In clinical trials for acute decompensated heart failure, nesiritide was administered as an intravenous (IV) bolus followed by a continuous IV infusion. The typical research dose range was a 2 mcg/kg IV bolus followed by a continuous infusion of 0.01 mcg/kg/min. Dose adjustments were made based on hemodynamic response. The route of administration is exclusively intravenous. The frequency is continuous infusion. Duration of infusion in studies typically ranged from 24 to 48 hours, though some protocols extended up to 96 hours.
References
Colucci, W.S., Elkayam, U., Horton, D.P., et al. Intravenous nesiritide, a natriuretic peptide, in the treatment of decompensated congestive heart failure. New England Journal of Medicine, 2000, 343(4), 246-253.
Publication Committee for the VMAC Investigators. Intravenous nesiritide vs nitroglycerin for treatment of decompensated congestive heart failure: a randomized controlled trial. JAMA, 2002, 287(12), 1531-1540.
Mills, R.M., LeJemtel, T.H., Horton, D.P., et al. Sustained hemodynamic effects of an infusion of nesiritide (human b-type natriuretic peptide) in heart failure: a randomized, double-blind, placebo-controlled clinical trial. Journal of the American College of Cardiology, 1999, 34(1), 155-162.

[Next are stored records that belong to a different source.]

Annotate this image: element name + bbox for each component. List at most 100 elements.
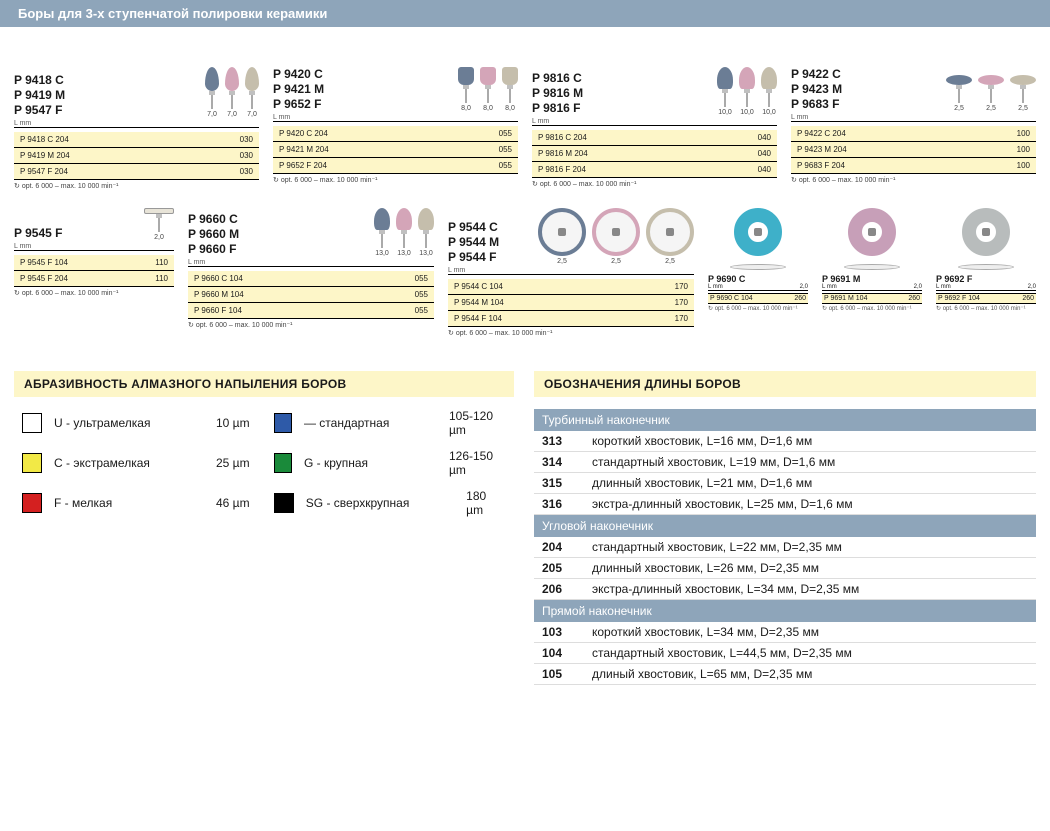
length-row: 206экстра-длинный хвостовик, L=34 мм, D=… [534, 579, 1036, 600]
disc-card: P 9692 FL mm2,0P 9692 F 104260↻ opt. 6 0… [936, 208, 1036, 312]
abrasive-item: — стандартная105-120 µm [274, 409, 506, 437]
spec-table: P 9422 C 204100P 9423 M 204100P 9683 F 2… [791, 126, 1036, 174]
color-swatch [22, 413, 42, 433]
spec-value: 055 [362, 303, 434, 319]
product-shapes: 2,52,52,5 [946, 75, 1036, 112]
disc-rpm: ↻ opt. 6 000 – max. 10 000 min⁻¹ [822, 305, 912, 312]
spec-code: P 9547 F 204 [14, 164, 188, 180]
rpm-note: opt. 6 000 – max. 10 000 min⁻¹ [791, 176, 1036, 184]
abrasive-size: 10 µm [216, 416, 250, 430]
tool-shape [717, 67, 733, 107]
product-shapes: 2,52,52,5 [538, 208, 694, 265]
color-swatch [274, 493, 294, 513]
spec-value: 110 [127, 271, 174, 287]
spec-value: 040 [706, 162, 777, 178]
lmm-label: L mm [791, 114, 1036, 122]
abrasive-size: 46 µm [216, 496, 250, 510]
tool-shape [144, 208, 174, 232]
spec-value: 170 [622, 279, 694, 295]
spec-code: P 9660 C 104 [188, 271, 362, 287]
product-codes: P 9422 CP 9423 MP 9683 F [791, 67, 842, 112]
product-shapes: 2,0 [144, 208, 174, 241]
abrasive-item: U - ультрамелкая 10 µm [22, 409, 254, 437]
disc-code: P 9690 C [708, 274, 745, 284]
spec-code: P 9660 F 104 [188, 303, 362, 319]
product-card: P 9816 CP 9816 MP 9816 F10,010,010,0L mm… [532, 67, 777, 188]
rpm-note: opt. 6 000 – max. 10 000 min⁻¹ [448, 329, 694, 337]
length-desc: экстра-длинный хвостовик, L=34 мм, D=2,3… [592, 582, 859, 596]
product-codes: P 9420 CP 9421 MP 9652 F [273, 67, 324, 112]
spec-code: P 9652 F 204 [273, 158, 447, 174]
product-shapes: 8,08,08,0 [458, 67, 518, 112]
tool-shape [458, 67, 474, 103]
spec-table: P 9660 C 104055P 9660 M 104055P 9660 F 1… [188, 271, 434, 319]
tool-shape [978, 75, 1004, 103]
spec-code: P 9423 M 204 [791, 142, 965, 158]
disc-spec-row: P 9692 F 104260 [936, 293, 1036, 304]
length-code: 315 [542, 476, 578, 490]
length-code: 313 [542, 434, 578, 448]
spec-value: 040 [706, 146, 777, 162]
length-row: 104стандартный хвостовик, L=44,5 мм, D=2… [534, 643, 1036, 664]
spec-code: P 9544 M 104 [448, 295, 622, 311]
tool-shape [418, 208, 434, 248]
disc-card: P 9691 ML mm2,0P 9691 M 104260↻ opt. 6 0… [822, 208, 922, 312]
abrasive-size: 25 µm [216, 456, 250, 470]
tool-shape [374, 208, 390, 248]
length-desc: стандартный хвостовик, L=44,5 мм, D=2,35… [592, 646, 852, 660]
length-row: 313короткий хвостовик, L=16 мм, D=1,6 мм [534, 431, 1036, 452]
length-code: 103 [542, 625, 578, 639]
length-row: 103короткий хвостовик, L=34 мм, D=2,35 м… [534, 622, 1036, 643]
spec-code: P 9816 F 204 [532, 162, 706, 178]
rpm-note: opt. 6 000 – max. 10 000 min⁻¹ [532, 180, 777, 188]
tool-shape [205, 67, 219, 109]
tool-shape [396, 208, 412, 248]
tool-shape [502, 67, 518, 103]
product-codes: P 9418 CP 9419 MP 9547 F [14, 73, 65, 118]
abrasiveness-grid: U - ультрамелкая 10 µm — стандартная105-12… [14, 409, 514, 517]
bottom-legends: АБРАЗИВНОСТЬ АЛМАЗНОГО НАПЫЛЕНИЯ БОРОВ U… [0, 355, 1050, 701]
product-card: P 9418 CP 9419 MP 9547 F7,07,07,0L mmP 9… [14, 67, 259, 190]
lmm-label: L mm [14, 243, 174, 251]
length-section-header: Турбинный наконечник [534, 409, 1036, 431]
lmm-label: L mm [448, 267, 694, 275]
spec-code: P 9544 C 104 [448, 279, 622, 295]
length-code: 314 [542, 455, 578, 469]
abrasive-label: U - ультрамелкая [54, 416, 204, 430]
tool-shape [761, 67, 777, 107]
spec-code: P 9420 C 204 [273, 126, 447, 142]
lengths-table: Турбинный наконечник313короткий хвостови… [534, 409, 1036, 685]
spec-code: P 9660 M 104 [188, 287, 362, 303]
spec-table: P 9545 F 104110P 9545 F 204110 [14, 255, 174, 287]
length-code: 205 [542, 561, 578, 575]
spec-code: P 9545 F 204 [14, 271, 127, 287]
length-section-header: Прямой наконечник [534, 600, 1036, 622]
abrasive-size: 126-150 µm [449, 449, 506, 477]
tool-shape [1010, 75, 1036, 103]
spec-value: 110 [127, 255, 174, 271]
spec-code: P 9419 M 204 [14, 148, 188, 164]
length-desc: длинный хвостовик, L=21 мм, D=1,6 мм [592, 476, 812, 490]
product-row-1: P 9418 CP 9419 MP 9547 F7,07,07,0L mmP 9… [0, 67, 1050, 190]
abrasive-label: G - крупная [304, 456, 437, 470]
length-desc: стандартный хвостовик, L=19 мм, D=1,6 мм [592, 455, 835, 469]
disc-lmm: L mm2,0 [936, 284, 1036, 291]
spec-code: P 9418 C 204 [14, 132, 188, 148]
product-card: P 9420 CP 9421 MP 9652 F8,08,08,0L mmP 9… [273, 67, 518, 184]
spec-value: 170 [622, 311, 694, 327]
spec-code: P 9421 M 204 [273, 142, 447, 158]
length-row: 315 длинный хвостовик, L=21 мм, D=1,6 мм [534, 473, 1036, 494]
spec-code: P 9545 F 104 [14, 255, 127, 271]
lengths-title: ОБОЗНАЧЕНИЯ ДЛИНЫ БОРОВ [534, 371, 1036, 397]
product-codes: P 9545 F [14, 226, 62, 241]
disc-lmm: L mm2,0 [822, 284, 922, 291]
product-codes: P 9660 CP 9660 MP 9660 F [188, 212, 239, 257]
tool-shape [538, 208, 586, 256]
spec-value: 040 [706, 130, 777, 146]
tool-shape [480, 67, 496, 103]
spec-value: 030 [188, 132, 259, 148]
spec-value: 055 [447, 158, 518, 174]
abrasive-label: F - мелкая [54, 496, 204, 510]
spec-value: 170 [622, 295, 694, 311]
spec-value: 055 [362, 287, 434, 303]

Sackner-Bernstein, J.D., Skopicki, H.A., Aaronson, K.D. Risk of worsening renal function with nesiritide in patients with acutely decompensated heart failure. Circulation, 2005, 111(12), 1487-1491.
Chen, H.H., Sundt, T.M., Cook, D.J., Heublein, D.M., Burnett, J.C. Low dose nesiritide and the preservation of renal function in patients with renal dysfunction undergoing cardiopulmonary-bypass surgery: a double-blind placebo-controlled pilot study. Circulation, 2007, 116(11_suppl), I-134-I-138.
O'Connor, C.M., Starling, R.C., Hernandez, A.F., et al. Effect of nesiritide in patients with acute decompensated heart failure. New England Journal of Medicine, 2011, 365(1), 32-43.